Con questa misura, la Direzione Generale del Traffico mira a controllare i veicoli che sono temporaneamente in disuso e a ridurre le rottamazioni irregolari delle auto.

Secondo l’Associazione Spagnola dei Rottamatori e Riciclatori di Auto (Aedra), più di 400.000 veicoli sono registrati presso la Direzione Generale del Traffico (DGT) come in disuso temporaneo da più di cinque anni.

L’organizzazione ritiene che questa situazione potrebbe indicare che in realtà queste auto non esistono più fisicamente e, una volta smontate, sono state fatte sparire.

Sottolinea che, purtroppo, il numero di auto in disuso temporaneo è cresciuto in modo esponenziale in Spagna, il che denota che questa pratica viene utilizzata per rottamare illegalmente i veicoli, evitando così il corrispondente pagamento della tassa sulla trazione meccanica dei veicoli (IVTM).

Aedra sostiene che ciò causa danni non solo al settore dei Centri di Trattamento Autorizzati (ATC), ma anche alla società nel suo complesso.


La mancanza di controllo sullo smontaggio dei veicoli, effettuato senza rispettare i trattamenti ambientali, e la vendita di parti e componenti senza controllo di qualità o garanzia per l’acquirente, sia privato che professionale, rappresentano un danno per la collettività.

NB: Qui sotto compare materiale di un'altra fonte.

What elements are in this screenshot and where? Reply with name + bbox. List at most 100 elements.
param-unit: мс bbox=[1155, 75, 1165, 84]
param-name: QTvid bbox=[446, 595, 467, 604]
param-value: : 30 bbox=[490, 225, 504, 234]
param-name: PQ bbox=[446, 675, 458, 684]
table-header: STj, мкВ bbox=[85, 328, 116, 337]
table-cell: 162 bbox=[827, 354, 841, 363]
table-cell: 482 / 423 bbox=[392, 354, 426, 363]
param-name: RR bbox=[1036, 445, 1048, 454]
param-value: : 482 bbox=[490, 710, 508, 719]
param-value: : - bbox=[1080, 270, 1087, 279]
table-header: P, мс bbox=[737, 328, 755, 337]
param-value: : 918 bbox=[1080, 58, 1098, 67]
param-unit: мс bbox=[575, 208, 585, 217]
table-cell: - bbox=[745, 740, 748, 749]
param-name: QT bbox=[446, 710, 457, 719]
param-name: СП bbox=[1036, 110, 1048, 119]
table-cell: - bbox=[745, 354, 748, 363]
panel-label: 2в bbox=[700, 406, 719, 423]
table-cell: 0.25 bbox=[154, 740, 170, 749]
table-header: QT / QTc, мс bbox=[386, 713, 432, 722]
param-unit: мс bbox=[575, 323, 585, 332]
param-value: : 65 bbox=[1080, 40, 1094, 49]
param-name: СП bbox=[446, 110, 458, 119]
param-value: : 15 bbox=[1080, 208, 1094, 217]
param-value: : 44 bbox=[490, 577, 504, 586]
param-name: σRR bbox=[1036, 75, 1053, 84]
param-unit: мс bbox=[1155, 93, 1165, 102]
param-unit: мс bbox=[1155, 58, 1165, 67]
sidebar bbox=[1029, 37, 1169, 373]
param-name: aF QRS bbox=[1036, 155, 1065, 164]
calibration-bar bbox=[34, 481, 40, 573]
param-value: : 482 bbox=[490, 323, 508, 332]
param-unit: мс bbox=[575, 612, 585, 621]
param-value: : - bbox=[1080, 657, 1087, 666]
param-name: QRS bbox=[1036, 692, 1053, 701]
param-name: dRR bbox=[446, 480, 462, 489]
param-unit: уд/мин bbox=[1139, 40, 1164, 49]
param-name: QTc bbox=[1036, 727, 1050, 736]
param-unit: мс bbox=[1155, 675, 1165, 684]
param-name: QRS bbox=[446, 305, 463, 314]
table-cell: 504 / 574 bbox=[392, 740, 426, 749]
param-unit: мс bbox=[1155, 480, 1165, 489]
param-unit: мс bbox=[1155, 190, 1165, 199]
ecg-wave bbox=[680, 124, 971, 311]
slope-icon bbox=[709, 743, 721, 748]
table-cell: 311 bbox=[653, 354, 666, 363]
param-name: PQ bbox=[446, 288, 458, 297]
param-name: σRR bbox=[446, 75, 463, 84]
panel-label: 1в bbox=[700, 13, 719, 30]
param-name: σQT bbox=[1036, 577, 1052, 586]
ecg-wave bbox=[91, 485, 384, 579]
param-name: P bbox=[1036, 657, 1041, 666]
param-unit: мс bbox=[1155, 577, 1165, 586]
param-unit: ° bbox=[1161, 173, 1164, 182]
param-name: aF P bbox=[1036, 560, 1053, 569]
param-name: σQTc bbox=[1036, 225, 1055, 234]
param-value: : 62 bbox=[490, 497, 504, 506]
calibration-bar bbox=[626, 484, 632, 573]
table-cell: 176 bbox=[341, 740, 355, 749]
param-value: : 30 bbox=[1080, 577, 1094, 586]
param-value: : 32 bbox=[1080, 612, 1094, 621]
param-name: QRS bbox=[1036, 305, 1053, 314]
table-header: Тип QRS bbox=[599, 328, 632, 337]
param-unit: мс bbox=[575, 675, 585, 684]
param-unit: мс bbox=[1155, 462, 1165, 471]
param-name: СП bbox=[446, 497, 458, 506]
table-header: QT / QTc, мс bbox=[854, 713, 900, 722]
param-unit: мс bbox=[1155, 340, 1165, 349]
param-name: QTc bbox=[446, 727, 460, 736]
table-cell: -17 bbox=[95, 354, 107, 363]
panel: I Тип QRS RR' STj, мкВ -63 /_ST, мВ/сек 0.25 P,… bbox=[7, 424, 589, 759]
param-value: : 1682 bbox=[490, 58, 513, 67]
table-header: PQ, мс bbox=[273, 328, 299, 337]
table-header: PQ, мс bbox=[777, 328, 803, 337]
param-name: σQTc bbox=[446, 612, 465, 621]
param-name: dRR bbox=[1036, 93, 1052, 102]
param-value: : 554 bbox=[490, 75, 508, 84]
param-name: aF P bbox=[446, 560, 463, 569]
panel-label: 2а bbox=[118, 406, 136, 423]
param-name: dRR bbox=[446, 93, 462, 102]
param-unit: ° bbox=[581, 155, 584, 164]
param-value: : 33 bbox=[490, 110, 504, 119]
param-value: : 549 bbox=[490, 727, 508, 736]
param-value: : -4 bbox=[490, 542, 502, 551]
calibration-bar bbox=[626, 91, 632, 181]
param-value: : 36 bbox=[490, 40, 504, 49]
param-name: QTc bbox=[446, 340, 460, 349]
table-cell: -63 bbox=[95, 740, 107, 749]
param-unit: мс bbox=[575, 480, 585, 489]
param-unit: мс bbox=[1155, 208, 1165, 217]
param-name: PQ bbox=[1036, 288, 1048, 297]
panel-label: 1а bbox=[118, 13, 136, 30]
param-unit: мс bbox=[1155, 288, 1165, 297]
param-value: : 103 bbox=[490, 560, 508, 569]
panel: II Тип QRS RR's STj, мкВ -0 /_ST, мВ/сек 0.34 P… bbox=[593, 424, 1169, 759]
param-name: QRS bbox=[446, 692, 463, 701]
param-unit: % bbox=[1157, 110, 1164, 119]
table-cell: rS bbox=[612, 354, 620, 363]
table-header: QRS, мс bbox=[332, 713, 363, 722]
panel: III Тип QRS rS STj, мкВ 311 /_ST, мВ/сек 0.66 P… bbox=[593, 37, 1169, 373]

A questo proposito, la DGT ha adottato un provvedimento che Aedra richiede da tempo, che consiste nell’inviare al proprietario del veicolo una comunicazione al momento del congedo temporaneo, informandolo del suo status giuridico e dei problemi che possono sorgere in caso di uso improprio dell’auto.

Per affrontare il problema del disuso temporaneo, la Direzione Generale del Traffico ha avviato una serie di azioni da sviluppare nei prossimi mesi.

A questo proposito, la DGT dovrebbe aver cominciato a inviare una lettera agli indirizzi dei richiedenti il congedo temporaneo, informandoli della nota fatta e degli effetti limitati che ciò comporta.

Aedra ricorda che la cancellazione temporanea è necessaria nei casi previsti dalla legge.

L’attuale normativa consente, però, l’utilizzo fraudolento da parte di aziende che ricevono illegalmente i veicoli e li smantellano per la vendita e la commercializzazione delle componenti, nonché dei vari materiali in essi contenuti.